HE Jayme Neves - Hospital Escola Jayme dos Santos Neves (ES) — Prova 2021
Homem, 67 anos, procura atendimento após segundo episódio de perda de força em membro superior e inferior direito com recuperação total. Nega alteração em expressão de face, fala e sensibilidade. No exame físico, apresenta-se hipertenso, sem detecção de hipotensão postural, ritmo cardíaco irregular, força preservada em membros superiores e inferiores. Qual hipótese diagnóstica mais provável a ser considerada nesse caso?
Perda de força focal transitória com recuperação total e fatores de risco vasculares (HAS, ritmo irregular) → AIT.
O paciente apresenta episódios de perda de força focal (membro superior e inferior direito) com recuperação total, o que é a definição clássica de Ataque Isquêmico Transitório (AIT). A presença de hipertensão e ritmo cardíaco irregular (sugestivo de fibrilação atrial) são importantes fatores de risco para eventos cerebrovasculares isquêmicos, reforçando a hipótese de AIT. A recuperação completa dos sintomas diferencia o AIT de um Acidente Vascular Isquêmico (AVC).

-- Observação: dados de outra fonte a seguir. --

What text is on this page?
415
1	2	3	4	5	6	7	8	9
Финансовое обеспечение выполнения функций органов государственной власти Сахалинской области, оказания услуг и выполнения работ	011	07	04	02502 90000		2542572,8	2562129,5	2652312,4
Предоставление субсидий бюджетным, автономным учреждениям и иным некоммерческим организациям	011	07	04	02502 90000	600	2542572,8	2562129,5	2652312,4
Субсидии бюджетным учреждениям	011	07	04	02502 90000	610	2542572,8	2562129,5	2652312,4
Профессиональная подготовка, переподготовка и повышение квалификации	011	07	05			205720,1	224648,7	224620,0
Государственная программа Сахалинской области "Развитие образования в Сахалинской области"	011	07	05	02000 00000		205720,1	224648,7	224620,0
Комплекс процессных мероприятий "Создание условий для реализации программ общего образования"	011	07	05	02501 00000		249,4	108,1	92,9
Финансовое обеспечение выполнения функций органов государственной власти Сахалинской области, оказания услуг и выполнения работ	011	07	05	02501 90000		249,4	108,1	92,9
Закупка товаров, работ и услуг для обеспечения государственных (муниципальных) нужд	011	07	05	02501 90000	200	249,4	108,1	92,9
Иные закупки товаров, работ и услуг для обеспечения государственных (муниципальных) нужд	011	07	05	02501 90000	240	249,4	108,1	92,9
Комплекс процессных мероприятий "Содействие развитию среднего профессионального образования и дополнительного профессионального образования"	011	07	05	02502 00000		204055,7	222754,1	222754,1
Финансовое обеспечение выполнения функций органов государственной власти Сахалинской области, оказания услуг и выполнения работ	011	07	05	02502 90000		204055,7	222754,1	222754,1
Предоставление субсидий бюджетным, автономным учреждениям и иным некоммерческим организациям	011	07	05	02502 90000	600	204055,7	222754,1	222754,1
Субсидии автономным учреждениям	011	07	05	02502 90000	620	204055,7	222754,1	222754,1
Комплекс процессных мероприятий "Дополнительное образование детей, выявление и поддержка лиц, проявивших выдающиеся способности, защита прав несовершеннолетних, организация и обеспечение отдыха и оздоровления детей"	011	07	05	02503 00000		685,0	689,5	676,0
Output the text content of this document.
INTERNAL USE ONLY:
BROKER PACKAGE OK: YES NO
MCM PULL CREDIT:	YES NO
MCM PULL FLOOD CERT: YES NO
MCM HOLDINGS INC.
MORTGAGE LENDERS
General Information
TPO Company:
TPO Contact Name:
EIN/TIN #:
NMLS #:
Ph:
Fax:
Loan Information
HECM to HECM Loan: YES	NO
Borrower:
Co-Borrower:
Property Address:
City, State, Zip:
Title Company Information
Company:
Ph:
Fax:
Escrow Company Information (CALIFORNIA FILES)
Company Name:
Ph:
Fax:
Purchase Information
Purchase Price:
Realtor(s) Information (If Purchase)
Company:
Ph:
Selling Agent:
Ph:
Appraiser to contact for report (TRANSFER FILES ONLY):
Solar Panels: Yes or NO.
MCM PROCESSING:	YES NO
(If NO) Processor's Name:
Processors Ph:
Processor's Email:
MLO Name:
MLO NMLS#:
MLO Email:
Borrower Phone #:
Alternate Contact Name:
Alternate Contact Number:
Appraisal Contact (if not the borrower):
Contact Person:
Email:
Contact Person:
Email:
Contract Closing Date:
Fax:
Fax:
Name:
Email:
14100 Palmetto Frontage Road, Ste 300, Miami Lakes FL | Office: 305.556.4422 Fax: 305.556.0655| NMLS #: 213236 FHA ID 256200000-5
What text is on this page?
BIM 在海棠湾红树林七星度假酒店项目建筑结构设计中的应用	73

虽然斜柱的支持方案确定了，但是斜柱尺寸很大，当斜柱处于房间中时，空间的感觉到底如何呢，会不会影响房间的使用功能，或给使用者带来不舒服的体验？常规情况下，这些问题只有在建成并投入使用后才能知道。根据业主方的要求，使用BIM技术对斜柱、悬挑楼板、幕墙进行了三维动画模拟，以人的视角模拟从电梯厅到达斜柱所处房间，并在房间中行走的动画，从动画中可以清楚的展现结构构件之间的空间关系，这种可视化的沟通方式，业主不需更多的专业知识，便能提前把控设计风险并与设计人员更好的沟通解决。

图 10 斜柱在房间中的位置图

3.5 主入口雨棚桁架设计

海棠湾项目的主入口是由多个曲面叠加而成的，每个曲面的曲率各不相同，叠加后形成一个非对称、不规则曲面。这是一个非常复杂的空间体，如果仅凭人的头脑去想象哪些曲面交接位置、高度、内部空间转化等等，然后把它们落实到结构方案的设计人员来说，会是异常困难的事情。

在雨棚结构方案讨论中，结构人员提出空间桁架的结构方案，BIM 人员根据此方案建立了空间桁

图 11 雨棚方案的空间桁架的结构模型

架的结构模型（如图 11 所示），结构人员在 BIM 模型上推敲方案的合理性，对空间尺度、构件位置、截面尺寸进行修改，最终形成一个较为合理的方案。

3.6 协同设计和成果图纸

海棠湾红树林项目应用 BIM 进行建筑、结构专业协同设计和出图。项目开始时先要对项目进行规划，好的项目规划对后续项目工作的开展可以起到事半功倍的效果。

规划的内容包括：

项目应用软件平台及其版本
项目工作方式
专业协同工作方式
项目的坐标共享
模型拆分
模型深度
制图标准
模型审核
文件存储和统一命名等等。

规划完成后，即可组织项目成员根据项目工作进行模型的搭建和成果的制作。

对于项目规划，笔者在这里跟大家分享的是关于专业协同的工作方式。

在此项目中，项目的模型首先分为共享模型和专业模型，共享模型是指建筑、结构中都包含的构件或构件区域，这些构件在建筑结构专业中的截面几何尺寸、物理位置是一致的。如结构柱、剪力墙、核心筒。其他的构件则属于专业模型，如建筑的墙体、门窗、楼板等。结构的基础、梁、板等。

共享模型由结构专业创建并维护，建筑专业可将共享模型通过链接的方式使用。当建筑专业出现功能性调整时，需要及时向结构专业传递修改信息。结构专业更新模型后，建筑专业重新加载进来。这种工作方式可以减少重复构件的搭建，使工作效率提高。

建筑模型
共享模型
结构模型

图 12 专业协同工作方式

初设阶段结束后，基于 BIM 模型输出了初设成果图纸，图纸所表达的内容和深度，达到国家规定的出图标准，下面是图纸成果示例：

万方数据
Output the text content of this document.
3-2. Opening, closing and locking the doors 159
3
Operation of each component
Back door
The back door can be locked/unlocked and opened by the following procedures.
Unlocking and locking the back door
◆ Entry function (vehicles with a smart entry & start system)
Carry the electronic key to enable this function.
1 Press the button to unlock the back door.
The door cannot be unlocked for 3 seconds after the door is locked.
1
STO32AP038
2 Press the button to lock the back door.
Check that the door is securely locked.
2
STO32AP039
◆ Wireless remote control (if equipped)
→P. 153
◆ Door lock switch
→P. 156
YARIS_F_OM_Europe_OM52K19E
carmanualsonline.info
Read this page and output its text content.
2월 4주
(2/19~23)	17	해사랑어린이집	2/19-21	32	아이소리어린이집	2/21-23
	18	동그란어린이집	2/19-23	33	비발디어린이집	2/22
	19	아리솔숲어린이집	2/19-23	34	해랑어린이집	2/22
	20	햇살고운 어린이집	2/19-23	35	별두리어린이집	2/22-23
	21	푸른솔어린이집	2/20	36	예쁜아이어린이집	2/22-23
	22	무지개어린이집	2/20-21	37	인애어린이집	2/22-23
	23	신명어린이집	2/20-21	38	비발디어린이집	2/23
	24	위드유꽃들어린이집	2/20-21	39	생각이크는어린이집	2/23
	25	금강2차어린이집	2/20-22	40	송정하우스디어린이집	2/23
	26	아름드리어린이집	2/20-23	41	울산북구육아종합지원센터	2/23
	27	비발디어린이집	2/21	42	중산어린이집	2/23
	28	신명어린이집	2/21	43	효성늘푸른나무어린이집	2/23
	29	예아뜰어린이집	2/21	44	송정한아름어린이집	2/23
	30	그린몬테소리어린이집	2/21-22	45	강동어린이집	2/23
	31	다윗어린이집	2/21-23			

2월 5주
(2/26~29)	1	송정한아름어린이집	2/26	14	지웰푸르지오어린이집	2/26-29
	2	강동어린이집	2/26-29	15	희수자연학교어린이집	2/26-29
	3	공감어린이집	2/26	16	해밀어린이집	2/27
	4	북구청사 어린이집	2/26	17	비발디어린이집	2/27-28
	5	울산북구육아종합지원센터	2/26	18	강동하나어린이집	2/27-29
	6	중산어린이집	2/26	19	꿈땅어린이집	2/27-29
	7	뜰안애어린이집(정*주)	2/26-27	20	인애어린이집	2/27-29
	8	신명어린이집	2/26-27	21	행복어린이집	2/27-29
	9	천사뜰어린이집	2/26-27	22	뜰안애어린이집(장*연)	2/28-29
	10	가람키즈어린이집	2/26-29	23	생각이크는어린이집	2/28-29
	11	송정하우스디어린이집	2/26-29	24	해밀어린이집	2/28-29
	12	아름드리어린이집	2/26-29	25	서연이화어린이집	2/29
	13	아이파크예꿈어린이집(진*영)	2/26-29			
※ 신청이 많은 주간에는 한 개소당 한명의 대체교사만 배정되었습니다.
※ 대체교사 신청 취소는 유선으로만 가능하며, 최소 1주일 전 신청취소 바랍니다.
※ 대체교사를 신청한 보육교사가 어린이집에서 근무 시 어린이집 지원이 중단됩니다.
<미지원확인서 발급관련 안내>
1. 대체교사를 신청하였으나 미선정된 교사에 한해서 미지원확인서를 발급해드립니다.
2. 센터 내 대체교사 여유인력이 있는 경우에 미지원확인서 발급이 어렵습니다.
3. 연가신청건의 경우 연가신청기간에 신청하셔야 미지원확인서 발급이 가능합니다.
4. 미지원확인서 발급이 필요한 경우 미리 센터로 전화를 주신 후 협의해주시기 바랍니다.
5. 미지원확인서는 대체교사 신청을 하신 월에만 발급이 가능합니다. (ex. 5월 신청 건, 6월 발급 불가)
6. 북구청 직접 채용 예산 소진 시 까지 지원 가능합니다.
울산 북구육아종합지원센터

O Ataque Isquêmico Transitório (AIT) é definido como um episódio transitório de disfunção neurológica causada por isquemia focal cerebral, medular ou retiniana, sem infarto agudo. É um evento de grande importância clínica, pois, embora os sintomas se resolvam completamente, o AIT é um forte preditor de um Acidente Vascular Cerebral (AVC) iminente, com risco aumentado nas primeiras horas e dias após o evento. A epidemiologia mostra que a incidência de AIT aumenta com a idade e está fortemente associada a fatores de risco cardiovasculares. A fisiopatologia do AIT envolve uma interrupção temporária do fluxo sanguíneo para uma área do cérebro, geralmente devido a um trombo ou êmbolo que se dissolve rapidamente. O diagnóstico é clínico, baseado na história de sintomas neurológicos focais de início súbito e recuperação completa. A presença de fatores de risco como hipertensão arterial e ritmo cardíaco irregular (sugestivo de fibrilação atrial) reforça a suspeita de etiologia isquêmica. A investigação diagnóstica deve ser urgente e incluir exames de imagem cerebral (TC ou RM), ultrassom de carótidas, ecocardiograma e monitorização cardíaca para identificar a causa subjacente. O manejo do AIT é uma emergência médica, visando a prevenção secundária do AVC. Isso inclui o controle rigoroso dos fatores de risco (anti-hipertensivos, hipoglicemiantes, estatinas), terapia antiplaquetária (aspirina, clopidogrel) e, em casos de fibrilação atrial, anticoagulação oral. Em alguns casos, pode ser indicada endarterectomia carotídea ou angioplastia com stent. A rápida identificação e tratamento do AIT são cruciais para reduzir significativamente o risco de um AVC subsequente e melhorar o prognóstico do paciente.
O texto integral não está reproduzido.